Galton was the first person to use statistical analysis to study the way people behave, and societies work. At some point, he got really into the study of inherited intelligence, and became a notorious elitist. In fact, he’s considered the father of eugenics. Galton believed that only the elite should be able to vote, rule, or have children (which, for someone so intelligent, is a really messed up way to think).
In 1906 Galton was visiting a county fair along with the great hoards of unwashed, uneducated, and unrefined people. He encountered a diverse group of farmers, families, merchants, adults, kids, city-folk, and country-bumpkins of all shapes and sizes. There was a booth, where for 6-pence one could enter a contest to guess-the-weight of an ox they had tied up.

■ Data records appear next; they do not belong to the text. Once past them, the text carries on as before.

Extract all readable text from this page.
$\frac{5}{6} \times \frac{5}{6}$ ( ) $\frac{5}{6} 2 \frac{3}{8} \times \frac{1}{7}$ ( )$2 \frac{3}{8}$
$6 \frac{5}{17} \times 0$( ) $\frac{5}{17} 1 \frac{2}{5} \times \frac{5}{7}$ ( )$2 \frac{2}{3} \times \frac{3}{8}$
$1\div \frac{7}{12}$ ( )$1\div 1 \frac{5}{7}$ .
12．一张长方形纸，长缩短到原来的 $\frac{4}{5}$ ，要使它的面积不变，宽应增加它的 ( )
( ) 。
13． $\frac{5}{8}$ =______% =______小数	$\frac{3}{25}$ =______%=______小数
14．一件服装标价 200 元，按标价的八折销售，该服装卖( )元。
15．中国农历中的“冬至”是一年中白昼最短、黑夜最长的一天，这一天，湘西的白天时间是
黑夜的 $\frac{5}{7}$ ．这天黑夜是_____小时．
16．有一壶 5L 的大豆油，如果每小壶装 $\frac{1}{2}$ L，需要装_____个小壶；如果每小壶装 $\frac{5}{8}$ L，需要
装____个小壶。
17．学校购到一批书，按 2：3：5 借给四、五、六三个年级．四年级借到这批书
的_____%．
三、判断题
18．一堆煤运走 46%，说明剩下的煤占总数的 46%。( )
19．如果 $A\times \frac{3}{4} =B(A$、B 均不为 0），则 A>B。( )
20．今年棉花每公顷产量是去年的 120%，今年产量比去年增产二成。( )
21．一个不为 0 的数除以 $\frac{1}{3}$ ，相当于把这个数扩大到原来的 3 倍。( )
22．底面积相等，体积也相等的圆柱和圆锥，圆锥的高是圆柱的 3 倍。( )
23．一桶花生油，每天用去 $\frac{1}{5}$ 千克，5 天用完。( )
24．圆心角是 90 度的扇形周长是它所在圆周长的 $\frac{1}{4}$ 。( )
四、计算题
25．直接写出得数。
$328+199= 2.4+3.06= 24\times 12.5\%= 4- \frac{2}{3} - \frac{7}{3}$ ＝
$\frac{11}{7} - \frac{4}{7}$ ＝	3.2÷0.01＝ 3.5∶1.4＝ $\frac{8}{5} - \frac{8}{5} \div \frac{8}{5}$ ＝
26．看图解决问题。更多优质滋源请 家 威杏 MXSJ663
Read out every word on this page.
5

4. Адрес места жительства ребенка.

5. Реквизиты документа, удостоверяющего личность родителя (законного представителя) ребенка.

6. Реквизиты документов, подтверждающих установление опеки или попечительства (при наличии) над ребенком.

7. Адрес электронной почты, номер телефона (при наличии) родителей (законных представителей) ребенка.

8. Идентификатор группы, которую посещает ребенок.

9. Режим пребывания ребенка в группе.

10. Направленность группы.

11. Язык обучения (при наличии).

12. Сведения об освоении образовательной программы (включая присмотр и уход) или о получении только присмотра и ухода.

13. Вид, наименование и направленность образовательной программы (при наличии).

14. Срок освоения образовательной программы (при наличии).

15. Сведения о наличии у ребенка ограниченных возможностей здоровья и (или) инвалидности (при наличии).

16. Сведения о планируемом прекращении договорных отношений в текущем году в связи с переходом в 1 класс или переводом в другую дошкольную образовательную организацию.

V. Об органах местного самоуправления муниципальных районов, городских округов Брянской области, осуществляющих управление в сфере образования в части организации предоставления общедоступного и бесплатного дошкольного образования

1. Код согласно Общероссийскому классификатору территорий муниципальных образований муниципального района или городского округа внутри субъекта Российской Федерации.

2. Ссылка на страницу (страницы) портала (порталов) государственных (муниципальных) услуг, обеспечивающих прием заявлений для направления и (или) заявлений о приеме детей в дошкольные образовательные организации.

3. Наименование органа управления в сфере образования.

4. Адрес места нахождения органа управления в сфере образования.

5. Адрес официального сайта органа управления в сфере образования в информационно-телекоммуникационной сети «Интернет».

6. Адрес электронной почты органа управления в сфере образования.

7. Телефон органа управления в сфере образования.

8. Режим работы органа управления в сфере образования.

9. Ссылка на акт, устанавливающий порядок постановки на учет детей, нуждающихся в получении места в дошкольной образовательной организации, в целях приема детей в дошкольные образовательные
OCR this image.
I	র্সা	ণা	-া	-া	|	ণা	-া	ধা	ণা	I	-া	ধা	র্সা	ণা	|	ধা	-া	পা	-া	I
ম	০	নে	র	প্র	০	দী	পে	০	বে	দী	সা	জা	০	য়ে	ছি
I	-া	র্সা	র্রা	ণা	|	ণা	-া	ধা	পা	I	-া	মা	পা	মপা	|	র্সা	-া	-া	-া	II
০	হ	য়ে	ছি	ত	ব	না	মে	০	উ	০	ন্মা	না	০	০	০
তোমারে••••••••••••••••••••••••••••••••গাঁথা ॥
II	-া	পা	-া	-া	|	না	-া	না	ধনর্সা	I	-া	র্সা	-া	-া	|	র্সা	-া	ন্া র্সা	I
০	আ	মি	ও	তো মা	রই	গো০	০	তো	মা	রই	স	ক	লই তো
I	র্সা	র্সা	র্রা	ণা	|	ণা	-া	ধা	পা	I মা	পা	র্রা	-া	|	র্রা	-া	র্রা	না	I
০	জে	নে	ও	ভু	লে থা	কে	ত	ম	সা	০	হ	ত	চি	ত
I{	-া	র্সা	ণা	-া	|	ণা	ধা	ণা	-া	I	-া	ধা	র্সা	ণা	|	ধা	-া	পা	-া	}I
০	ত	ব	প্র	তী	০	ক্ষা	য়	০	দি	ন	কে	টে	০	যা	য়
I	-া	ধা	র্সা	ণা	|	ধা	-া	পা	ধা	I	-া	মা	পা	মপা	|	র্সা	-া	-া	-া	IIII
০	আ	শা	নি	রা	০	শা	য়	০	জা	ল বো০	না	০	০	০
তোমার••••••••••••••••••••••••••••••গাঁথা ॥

Organizers would butcher the ox, weigh it, and award prizes to the closest guessers. Somewhere around 800 people entered guesses, which were tallied, and the winners awarded their prizes.
Galton watched this happen, and since he was the world’s leading statistics-nerd he asked the organizers if he could have the slips of paper in order to run statistical analysis on the guesses. Galton was just sure that these unexceptional people wouldn’t have a clue, and in a way he was right. Nobody guessed the exact weight of the ox. What he found, however, was more interesting than one good guess:
The mean (average guess) was: 1,197 pounds.
The actual weight of the ox was: 1,198 pounds.
No one person came very close, but the average of the entire group was off by less than a pound. The obvious conclusion was that the group taken as a whole was smarter than any one individual. Although this controverted Galton’s assumptions about humanity, he published his results anyway. Over the years this phenomenon has been tested time and again, and it always comes true. Ask a group of people to guess the number of jellybeans in a jar and no one person will get it right, but the group will come very close. With a big enough group, they’ll be spot on.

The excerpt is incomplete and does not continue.